An Envoy Air Embraer E175 landing at McClellan-Palomar Airport in November 2025
An Envoy Air Embraer E175 landing at McClellan-Palomar Airport in November 2025

McClellan-Palomar Airport

AirportsCarlsbadAviationSan Diego County
4 min read

Most airports wear a single three-letter identity. McClellan-Palomar Airport wears two. The FAA calls it CRQ; the international aviation body IATA calls it CLD. These mismatched identifiers are a minor bureaucratic oddity, but they capture something essential about this 466-acre field in Carlsbad — a place that has never quite fit a single category. It is too small for major carriers, yet it sits in one of California's fastest-growing coastal corridors. It inspired a Hollywood television production company's name. It has a history marked by ambition and setback in equal measure, and by the dense coastal fog that rises off the Pacific and can make a runway disappear without warning.

The Name and the Numbers

The airport covers 466 acres three miles southeast of downtown Carlsbad and is owned by San Diego County. Its single runway — designated 6/24, measuring 4,897 feet — is the source of most of the airport's commercial frustrations. That length comfortably handles turboprops and regional jets but proved too short for larger aircraft as airlines transitioned to all-jet fleets. When SkyWest phased out its Embraer EMB-120 Brasilia turboprops in 2015, United Express service ended; the replacement jets needed more pavement than Palomar could offer.
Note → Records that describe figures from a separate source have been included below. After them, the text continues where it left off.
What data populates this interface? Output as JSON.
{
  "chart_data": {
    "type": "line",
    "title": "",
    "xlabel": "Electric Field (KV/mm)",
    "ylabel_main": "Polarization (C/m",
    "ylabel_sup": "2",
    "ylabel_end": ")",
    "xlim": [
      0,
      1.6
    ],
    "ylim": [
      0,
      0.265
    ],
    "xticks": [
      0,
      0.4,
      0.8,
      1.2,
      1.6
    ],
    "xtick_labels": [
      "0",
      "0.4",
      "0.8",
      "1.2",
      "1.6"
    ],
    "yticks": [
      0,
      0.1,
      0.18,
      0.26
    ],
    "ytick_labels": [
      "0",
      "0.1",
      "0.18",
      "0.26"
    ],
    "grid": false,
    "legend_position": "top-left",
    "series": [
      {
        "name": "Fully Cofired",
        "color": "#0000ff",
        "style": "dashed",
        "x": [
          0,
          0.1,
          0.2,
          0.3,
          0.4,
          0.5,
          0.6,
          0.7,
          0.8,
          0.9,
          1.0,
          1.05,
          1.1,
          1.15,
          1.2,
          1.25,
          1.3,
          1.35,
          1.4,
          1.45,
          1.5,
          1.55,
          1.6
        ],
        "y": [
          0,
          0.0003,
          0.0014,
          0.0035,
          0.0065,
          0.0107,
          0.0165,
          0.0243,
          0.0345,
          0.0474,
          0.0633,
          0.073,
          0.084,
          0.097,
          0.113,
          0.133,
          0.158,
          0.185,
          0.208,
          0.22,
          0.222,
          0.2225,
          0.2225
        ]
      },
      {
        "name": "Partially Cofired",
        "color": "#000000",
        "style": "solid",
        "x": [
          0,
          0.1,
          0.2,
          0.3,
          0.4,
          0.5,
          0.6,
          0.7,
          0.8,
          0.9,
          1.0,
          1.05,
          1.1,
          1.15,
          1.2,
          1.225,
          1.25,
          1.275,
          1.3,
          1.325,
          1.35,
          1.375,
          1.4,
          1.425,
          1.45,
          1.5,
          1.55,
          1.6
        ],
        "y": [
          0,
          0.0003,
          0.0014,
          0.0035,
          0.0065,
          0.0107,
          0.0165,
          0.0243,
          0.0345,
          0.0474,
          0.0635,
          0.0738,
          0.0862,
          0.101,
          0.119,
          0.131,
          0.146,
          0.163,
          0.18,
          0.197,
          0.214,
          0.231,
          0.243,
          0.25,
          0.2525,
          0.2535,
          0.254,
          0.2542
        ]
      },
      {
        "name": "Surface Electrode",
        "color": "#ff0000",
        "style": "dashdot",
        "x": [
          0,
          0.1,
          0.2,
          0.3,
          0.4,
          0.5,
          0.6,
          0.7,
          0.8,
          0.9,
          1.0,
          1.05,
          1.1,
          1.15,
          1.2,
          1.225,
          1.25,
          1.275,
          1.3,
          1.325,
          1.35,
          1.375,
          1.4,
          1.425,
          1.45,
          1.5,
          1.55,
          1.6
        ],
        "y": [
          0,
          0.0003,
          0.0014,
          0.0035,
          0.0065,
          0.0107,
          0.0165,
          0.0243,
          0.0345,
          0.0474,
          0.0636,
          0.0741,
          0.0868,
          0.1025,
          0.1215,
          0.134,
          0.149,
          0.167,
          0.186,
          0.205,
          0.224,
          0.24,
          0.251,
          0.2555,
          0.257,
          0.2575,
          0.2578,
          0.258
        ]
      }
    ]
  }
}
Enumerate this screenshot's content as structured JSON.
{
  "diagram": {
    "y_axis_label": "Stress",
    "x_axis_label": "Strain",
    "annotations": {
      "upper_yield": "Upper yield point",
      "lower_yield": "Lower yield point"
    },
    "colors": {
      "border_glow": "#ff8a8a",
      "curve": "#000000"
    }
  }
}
The airport's dual-code identity gave Lorimar Television part of its name. The production company that made Dallas and The Waltons took 'Lorim' from its founders' names, but the 'ar' came from the airport. That connection has long since faded into trivia, but it signals something about the airport's proximity to the entertainment and corporate world that fills North County San Diego.

An Airport's Revolving Door

The history of commercial service at McClellan-Palomar reads like a catalogue of good intentions and short runways. In 1977, Scenic Airlines flew propjet Metroliners to Palm Springs, Las Vegas, and Phoenix. By the 1990s, American Eagle and United Express combined to offer twelve daily nonstop flights to LAX. Then the jets got bigger. One by one, the airlines that had made the airport their regional home departed for longer runways elsewhere.

Periodic revivals followed. California Pacific Airlines announced ambitious service in 2018 to San Jose, Reno, Las Vegas, and Phoenix — then ceased operations just two months after launching, in January 2019. Its founder, Ted Vallas, spoke of resuming service until his operating certificate was revoked in October 2020. He died the following month at 99. JSX has operated semi-private charter services from the airport, filling a niche that the full-service carriers repeatedly found too narrow.

Fog, Accidents, and the Persistent Risk

The Pacific coast north of San Diego generates thick marine layer fog, and Palomar sits squarely in its path. That fog has contributed to several accidents in the airport's history. In January 2006, a Cessna Citation V crashed into a self-storage facility on landing, killing all four aboard. In July 2007, a King Air struck power lines after departing in dense fog before 6 a.m., killing both occupants. In September 2008, another aircraft crashed on final approach in fog conditions; a fourth incident that same year killed the solo pilot of a Beechcraft Bonanza after an aborted landing.

These incidents did not close the airport — general aviation activity remains steady, and corporate operations continue through Fixed Base Operators including Clay Lacy Aviation. But they underscore the real weight behind the weather advisories that pilots review before making an approach to runway 24 on a gray Carlsbad morning.

What the Airport Offers Today

Strip away the failed airline experiments and McClellan-Palomar reveals itself as what it has always been: a reliable general aviation field in a wealthy coastal corridor. Corporate jets, charter services including JSX semi-private flights, flight training, and maintenance operations sustain the field. Surf Air offered membership-based flights between Carlsbad and other California cities. Advanced Air has provided seasonal service to Mammoth Lakes.

The airport connects North County San Diego to the broader California air network for travelers who prefer to avoid the sprawl of Lindbergh Field. It is, in its way, perfectly suited to the community around it — oriented toward the small-scale, the personalized, and the occasional spectacular view of the Pacific on a day when the fog finally burns off.

From the Air

McClellan-Palomar Airport (CLD/CRQ) sits at 33.13°N, 117.28°W, elevation 331 feet MSL, 3 miles southeast of downtown Carlsbad. Single runway 6/24 at 4,897 feet. Marine layer fog is frequent, especially mornings; check ATIS before approach. The airport is clearly visible from the south on approach to runway 24. Nearest major airports: San Diego Lindbergh Field (SAN) 35 miles south, John Wayne (SNA) 45 miles north. Controlled airspace Class D.